Глаза Гиппия сверкнули, как в дни былого величия. С трудом сдерживая клокотавший в груди его гнев, сын Писистрата, после минутного молчания, сказал:
— Мне нужна большая жертва, но не от тебя, агиад Клеомен. Жертву эту приношу я сам и... не раскаиваюсь в ней. Я прошу тебя, не как тиран афинский, которому ещё недавно были покорны и город священной Паллады, и цветущая Аттика, и дивные острова архипелага, а как отец, просто, как отец, — даруй жизнь и свободу моим несчастным детям и взамен того... возьми меня и делай со мной, что хочешь. Как некогда престарелый Приам, я на коленях молю тебя о детях своих. Не простирай на них, невинных, гнева своего и мщения. Ты сам отец и знаешь, что сейчас творится в моём сердце. Ты не осудишь меня, если я хочу спасти то, что после родины мне дороже всего в мире. Отечества я лишился. Теперь не отнимай у меня последней радости, последней моей опоры в старости. Заклинаю тебя всем, что тебе дорого в мире, внемли мольбам несчастного отца.
Гиппий склонил колени.
На глазах Клеомена навернулись слёзы, и он пристальным взглядом окинул присутствовавших в шатре Клисфена, Алкивиада, Леогора и других военачальников и друзей своих. Те потупили взоры и наклонили головы. Наступило мучительное молчания, мгновение, показавшееся Гиппию вечностью.

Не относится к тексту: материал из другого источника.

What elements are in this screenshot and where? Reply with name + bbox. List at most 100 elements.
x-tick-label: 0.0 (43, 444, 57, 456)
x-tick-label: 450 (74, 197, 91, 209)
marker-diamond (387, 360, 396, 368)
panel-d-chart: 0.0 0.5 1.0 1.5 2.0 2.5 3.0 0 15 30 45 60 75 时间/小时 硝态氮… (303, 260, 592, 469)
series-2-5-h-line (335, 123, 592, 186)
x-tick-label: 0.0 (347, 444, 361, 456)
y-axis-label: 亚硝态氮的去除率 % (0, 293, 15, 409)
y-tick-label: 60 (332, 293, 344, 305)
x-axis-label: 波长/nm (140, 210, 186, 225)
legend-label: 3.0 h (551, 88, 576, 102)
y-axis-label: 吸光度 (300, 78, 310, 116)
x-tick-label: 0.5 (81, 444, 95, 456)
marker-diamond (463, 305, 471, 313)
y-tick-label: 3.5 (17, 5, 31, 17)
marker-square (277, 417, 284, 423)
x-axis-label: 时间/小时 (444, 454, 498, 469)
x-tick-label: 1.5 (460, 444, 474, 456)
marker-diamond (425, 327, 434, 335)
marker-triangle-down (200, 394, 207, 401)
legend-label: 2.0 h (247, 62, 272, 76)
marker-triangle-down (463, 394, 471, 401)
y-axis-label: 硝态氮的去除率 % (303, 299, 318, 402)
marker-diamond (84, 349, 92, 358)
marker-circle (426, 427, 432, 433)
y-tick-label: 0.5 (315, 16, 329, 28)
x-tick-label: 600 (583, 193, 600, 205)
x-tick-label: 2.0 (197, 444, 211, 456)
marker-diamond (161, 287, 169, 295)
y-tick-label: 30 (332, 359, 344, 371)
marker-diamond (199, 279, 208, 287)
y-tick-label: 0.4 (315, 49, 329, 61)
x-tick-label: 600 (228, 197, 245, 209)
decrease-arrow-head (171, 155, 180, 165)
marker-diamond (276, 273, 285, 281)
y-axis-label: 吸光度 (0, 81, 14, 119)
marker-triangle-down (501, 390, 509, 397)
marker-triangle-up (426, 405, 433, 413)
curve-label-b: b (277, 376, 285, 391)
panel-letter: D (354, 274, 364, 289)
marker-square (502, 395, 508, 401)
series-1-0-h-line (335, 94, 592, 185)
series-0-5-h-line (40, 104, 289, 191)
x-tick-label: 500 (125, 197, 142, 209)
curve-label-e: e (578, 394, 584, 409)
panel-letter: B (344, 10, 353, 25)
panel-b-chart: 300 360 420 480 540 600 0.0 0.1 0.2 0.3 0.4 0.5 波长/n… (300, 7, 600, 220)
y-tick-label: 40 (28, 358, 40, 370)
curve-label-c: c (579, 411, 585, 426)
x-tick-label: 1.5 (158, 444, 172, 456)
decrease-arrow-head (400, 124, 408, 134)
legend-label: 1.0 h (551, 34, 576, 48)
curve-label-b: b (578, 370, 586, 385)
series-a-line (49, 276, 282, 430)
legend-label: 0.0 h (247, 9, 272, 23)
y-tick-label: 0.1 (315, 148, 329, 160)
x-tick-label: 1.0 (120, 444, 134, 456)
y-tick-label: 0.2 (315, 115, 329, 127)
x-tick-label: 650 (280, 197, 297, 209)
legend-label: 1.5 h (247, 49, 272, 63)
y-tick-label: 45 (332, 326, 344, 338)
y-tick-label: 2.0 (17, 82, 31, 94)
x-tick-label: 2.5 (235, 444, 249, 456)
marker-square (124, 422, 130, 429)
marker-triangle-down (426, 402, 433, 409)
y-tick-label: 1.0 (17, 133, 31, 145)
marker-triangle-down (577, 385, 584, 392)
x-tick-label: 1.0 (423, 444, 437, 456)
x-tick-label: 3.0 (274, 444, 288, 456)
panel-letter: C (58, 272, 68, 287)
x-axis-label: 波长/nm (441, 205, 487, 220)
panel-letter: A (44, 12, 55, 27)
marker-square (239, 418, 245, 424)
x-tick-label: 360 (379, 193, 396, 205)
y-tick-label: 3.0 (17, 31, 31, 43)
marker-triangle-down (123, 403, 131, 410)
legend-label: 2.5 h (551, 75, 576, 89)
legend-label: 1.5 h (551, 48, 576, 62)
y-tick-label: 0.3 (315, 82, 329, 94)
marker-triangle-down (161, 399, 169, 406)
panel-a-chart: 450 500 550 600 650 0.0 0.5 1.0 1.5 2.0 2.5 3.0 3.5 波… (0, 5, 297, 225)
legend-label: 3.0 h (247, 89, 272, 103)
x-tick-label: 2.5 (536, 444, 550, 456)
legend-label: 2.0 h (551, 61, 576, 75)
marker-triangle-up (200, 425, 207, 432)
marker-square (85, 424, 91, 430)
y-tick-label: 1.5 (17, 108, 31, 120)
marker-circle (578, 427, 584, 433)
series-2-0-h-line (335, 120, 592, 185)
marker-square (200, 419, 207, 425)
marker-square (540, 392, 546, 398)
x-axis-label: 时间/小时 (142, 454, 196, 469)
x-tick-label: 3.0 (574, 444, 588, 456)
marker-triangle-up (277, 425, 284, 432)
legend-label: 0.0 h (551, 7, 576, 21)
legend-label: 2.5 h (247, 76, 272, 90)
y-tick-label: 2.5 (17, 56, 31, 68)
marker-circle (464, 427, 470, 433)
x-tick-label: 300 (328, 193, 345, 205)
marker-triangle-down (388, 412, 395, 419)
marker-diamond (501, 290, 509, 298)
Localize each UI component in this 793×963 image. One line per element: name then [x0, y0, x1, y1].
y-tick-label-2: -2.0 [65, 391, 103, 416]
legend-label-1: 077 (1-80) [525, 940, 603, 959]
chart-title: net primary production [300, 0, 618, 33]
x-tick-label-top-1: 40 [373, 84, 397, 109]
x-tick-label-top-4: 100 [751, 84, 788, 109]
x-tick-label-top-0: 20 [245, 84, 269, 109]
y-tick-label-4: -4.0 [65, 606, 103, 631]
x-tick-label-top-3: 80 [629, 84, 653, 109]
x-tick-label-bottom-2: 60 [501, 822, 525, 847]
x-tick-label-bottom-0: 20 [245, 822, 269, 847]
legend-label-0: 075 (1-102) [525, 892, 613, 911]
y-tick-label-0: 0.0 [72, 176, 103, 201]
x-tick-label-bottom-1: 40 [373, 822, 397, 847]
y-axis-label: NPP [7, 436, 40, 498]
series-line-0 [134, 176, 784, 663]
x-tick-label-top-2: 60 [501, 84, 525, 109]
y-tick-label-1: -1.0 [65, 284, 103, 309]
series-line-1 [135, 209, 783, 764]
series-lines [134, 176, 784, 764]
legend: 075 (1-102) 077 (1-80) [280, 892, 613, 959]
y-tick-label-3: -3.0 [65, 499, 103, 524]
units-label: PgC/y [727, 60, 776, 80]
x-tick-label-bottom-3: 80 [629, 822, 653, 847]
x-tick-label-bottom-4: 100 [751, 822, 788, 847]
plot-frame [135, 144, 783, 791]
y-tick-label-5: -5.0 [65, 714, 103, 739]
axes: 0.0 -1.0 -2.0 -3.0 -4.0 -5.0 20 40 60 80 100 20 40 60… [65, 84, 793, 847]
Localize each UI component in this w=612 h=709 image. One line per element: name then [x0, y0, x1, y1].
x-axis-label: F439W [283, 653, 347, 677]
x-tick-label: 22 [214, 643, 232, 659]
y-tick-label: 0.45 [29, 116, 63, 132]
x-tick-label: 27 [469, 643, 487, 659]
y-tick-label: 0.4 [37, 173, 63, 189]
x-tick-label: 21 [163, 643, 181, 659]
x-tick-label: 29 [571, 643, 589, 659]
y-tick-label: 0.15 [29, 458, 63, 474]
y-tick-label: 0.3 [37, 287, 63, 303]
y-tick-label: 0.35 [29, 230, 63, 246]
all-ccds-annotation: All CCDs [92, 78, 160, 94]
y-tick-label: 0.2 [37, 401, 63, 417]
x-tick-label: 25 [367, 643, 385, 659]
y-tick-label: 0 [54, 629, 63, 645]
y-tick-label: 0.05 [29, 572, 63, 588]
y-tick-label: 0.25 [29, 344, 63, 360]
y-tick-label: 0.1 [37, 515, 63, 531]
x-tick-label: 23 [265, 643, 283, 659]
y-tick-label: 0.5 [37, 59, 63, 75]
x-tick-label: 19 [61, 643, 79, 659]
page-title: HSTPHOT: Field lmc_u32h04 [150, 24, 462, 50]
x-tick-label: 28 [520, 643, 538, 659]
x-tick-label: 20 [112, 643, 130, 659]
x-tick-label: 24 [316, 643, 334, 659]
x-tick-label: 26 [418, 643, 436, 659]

Наконец Клеомен, едва сдерживая душившее его волнение, проговорил:
— Итак, жалкий сын великого Писистрата, клянёшься ли всемогущими богами в пятидневный срок покинуть свою злосчастную родину, чтобы больше никогда не возвращаться сюда? Клянёшься ли навсегда отречься от прав гражданства и навеки забыть, что ты был властелином Афин? Клянёшься ли памятью славного отца своего не поднимать оружия против родины и не предпринимать ничего, что могло бы способствовать восстановлению власти, волей богов утраченной тобой? Если искренне клянёшься, то ты и твои домочадцы свободны. Идите с миром куда хотите, но знайте: священный град Афины-Паллады для вас закрыт навеки.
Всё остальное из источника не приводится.